Test cricket is being sabotaged

8 April 2023

8:00 PM

8 April 2023

8:00 PM

Test cricket should be in its prime. England is the most aggressive team in history, India and Australia are uncommonly good, and New Zealand has just played two of the most exciting matches of all time. Yet from Marylebone to Melbourne to Mumbai, administrators are sabotaging cricket’s finest form.

Every cricket lover knows that the charm of the five-day format relies on pitches that provide a balance of power between bat and ball. Too many pitches this winter failed to meet that basic requirement. Australia played South Africa on an overgrown Queensland meadow and won within two days.

The collateral damage of fitting in another men’s competition is that the Ashes will become a fast-food binge

Their away series against India, who are the hardest team to beat when they’re playing at home, promised a classic. Instead, it was tawdry. India produced pitches that were so spin bowler-friendly that each of the first three matches was over in three days. Then, in the fourth test, when India only needed a draw to win the series, they produced a pitch so good for batting that it was unlikely either team could take enough wickets to claim victory.

The worst pitch of all was in Rawalpindi, where Pakistan hosted England on a surface that was a batting paradise. Only England’s ultra-aggressive approach and Ben Stokes’s remarkable captaincy turned what Pakistan had apparently hoped would be a boring draw, into a thriller.


These sorts of pitches are meant to be disincentivised by the International Cricket Council’s demerit points system, whereby a ground that receives five points in five years is temporarily banned from hosting test matches. Laughably, both India and Pakistan successfully appealed and had points rescinded.

The pitches will be much better this summer when Australia tour England for the Ashes. This is the most iconic contest in test cricket, but instead of affording the Ashes pride of place in the summer schedule, the England and Wales Cricket Board (ECB) are compressing it.

This year (and, one assumes, going forward) the five Ashes matches are going to be squashed into six and a half weeks. That means there’s no chance that the fastest bowlers – England’s Mark Wood and Jofra Archer – are going to play all of them. Wood and Archer – the most exciting sights in the sport – are going to have to be rested and rotated during cricket’s greatest series.
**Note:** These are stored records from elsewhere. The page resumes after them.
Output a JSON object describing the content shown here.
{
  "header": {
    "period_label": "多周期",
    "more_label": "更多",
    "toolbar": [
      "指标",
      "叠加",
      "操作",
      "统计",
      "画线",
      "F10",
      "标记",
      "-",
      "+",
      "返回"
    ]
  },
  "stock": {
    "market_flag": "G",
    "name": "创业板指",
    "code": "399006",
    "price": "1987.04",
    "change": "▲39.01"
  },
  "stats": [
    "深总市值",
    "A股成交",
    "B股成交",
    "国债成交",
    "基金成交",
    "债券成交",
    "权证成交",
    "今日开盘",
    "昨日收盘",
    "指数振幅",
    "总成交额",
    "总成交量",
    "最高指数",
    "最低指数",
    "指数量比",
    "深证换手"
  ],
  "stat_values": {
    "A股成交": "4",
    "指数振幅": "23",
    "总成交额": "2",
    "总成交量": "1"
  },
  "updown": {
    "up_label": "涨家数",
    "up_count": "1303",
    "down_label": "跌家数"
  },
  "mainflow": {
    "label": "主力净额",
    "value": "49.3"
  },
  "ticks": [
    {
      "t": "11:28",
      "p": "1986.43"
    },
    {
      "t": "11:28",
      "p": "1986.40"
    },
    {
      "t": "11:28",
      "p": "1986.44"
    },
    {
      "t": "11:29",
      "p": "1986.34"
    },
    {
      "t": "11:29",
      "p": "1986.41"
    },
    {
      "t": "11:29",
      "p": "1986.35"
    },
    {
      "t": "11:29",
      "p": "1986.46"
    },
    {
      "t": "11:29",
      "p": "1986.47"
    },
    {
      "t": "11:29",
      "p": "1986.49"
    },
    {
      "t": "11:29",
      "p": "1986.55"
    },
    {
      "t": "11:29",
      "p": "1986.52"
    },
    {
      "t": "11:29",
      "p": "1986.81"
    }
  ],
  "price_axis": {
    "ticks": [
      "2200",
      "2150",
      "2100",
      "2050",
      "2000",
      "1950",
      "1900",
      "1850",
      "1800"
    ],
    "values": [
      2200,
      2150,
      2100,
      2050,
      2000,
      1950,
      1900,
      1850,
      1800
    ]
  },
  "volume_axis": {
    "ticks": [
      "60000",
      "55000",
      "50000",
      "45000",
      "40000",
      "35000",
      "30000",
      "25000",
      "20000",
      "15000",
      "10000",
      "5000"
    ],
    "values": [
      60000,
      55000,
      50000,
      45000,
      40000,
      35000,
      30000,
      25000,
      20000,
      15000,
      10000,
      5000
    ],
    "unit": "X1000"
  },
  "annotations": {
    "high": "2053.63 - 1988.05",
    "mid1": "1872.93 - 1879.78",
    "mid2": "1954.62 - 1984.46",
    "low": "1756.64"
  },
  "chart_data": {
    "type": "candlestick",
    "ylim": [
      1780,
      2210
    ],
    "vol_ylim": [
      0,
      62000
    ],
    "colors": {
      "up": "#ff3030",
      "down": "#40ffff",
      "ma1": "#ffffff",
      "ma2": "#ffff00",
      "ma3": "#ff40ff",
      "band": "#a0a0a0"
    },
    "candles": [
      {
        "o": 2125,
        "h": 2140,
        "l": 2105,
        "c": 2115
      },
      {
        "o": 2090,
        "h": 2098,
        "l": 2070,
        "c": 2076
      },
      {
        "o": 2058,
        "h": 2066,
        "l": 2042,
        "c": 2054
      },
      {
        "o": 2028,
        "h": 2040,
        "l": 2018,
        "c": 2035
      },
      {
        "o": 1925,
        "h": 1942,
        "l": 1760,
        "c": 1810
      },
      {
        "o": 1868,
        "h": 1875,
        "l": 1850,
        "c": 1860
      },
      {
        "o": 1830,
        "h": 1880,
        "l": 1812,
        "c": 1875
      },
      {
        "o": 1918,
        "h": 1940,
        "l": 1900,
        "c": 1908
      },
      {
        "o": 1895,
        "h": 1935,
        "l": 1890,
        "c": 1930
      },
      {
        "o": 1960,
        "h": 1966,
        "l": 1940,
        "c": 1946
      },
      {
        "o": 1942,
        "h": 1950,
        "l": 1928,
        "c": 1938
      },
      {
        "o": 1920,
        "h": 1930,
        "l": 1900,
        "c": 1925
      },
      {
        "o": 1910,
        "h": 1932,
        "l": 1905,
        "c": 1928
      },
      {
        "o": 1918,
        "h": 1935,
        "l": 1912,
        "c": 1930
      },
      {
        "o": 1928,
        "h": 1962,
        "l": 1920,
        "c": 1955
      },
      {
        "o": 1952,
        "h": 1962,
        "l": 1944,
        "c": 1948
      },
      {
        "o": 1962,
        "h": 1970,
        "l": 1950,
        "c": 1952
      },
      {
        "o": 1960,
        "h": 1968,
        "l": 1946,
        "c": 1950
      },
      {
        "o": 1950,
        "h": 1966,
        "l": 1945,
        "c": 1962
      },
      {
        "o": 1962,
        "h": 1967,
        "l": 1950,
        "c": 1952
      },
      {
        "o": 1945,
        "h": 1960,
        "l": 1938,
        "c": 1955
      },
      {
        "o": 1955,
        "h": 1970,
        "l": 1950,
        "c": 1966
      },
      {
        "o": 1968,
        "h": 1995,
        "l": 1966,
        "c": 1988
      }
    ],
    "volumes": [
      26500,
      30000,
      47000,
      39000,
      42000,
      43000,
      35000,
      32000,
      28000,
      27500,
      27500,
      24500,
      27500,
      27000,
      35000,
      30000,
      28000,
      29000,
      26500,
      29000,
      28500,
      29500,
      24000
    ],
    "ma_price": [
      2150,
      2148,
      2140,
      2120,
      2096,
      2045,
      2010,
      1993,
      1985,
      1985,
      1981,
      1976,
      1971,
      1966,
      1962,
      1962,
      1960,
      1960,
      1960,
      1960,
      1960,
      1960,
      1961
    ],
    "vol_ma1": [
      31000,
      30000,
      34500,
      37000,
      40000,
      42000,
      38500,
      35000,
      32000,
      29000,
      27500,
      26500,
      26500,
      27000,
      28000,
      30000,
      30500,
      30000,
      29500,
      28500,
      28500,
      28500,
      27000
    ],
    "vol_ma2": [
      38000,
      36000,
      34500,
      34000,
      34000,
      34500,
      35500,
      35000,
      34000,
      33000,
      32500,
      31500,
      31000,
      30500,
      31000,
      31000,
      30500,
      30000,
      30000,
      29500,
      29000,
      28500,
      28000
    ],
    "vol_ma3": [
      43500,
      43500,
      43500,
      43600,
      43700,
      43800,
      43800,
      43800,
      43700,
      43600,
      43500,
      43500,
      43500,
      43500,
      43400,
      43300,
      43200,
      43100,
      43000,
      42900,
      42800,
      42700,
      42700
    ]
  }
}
If that weren’t enough, almost all of the Ashes is going to be played during school term time. How are the next generation going to be inspired to watch test cricket if they’re in double maths?
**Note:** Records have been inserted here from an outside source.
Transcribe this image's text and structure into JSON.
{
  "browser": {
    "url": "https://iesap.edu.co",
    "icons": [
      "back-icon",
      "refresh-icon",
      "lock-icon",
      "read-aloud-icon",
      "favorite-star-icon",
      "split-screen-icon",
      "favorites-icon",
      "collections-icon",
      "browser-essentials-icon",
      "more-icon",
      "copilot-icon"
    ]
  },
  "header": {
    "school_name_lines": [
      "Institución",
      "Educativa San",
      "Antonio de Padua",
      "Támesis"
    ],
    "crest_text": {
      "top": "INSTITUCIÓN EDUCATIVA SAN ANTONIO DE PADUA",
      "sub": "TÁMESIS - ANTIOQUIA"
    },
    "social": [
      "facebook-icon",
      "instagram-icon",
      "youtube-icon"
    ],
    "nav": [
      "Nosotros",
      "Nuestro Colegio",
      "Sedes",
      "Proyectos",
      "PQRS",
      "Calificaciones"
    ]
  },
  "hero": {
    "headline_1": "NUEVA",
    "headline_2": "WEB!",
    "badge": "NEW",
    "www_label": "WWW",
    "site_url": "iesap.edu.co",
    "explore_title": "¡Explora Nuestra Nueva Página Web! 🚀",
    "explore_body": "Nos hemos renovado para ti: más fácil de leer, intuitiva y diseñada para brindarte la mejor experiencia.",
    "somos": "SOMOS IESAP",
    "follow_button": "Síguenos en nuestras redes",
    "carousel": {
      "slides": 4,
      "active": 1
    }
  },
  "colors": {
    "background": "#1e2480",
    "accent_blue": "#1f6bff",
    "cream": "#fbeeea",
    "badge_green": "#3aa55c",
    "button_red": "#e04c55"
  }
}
The most plausible answer is that the ECB wants young people to be inspired by its Frankensteinian creation, The Hundred, which takes place entirely during school holidays. The women’s Hundred has done great things for cricket, but the collateral damage of fitting another men’s competition into the overcrowded summer is that the Ashes will become a fast-food binge.

This summer is just the beginning, and the future looks even bleaker. The international schedule agreed for 2023-2027 makes test cricket a format preserved for Australia, England and India, and occasionally lent to so-called lesser nations, such as the current world test champions, New Zealand.

The irony is that, as an ‘entertainment product’, test cricket has probably never had more potential. Across the world we have a golden generation of fast bowlers and several of the best batsmen ever. But unless administrators cast aside narrow-minded national interests, test cricket will shrivel. Summer 2023 may herald the end of cricket as we love it.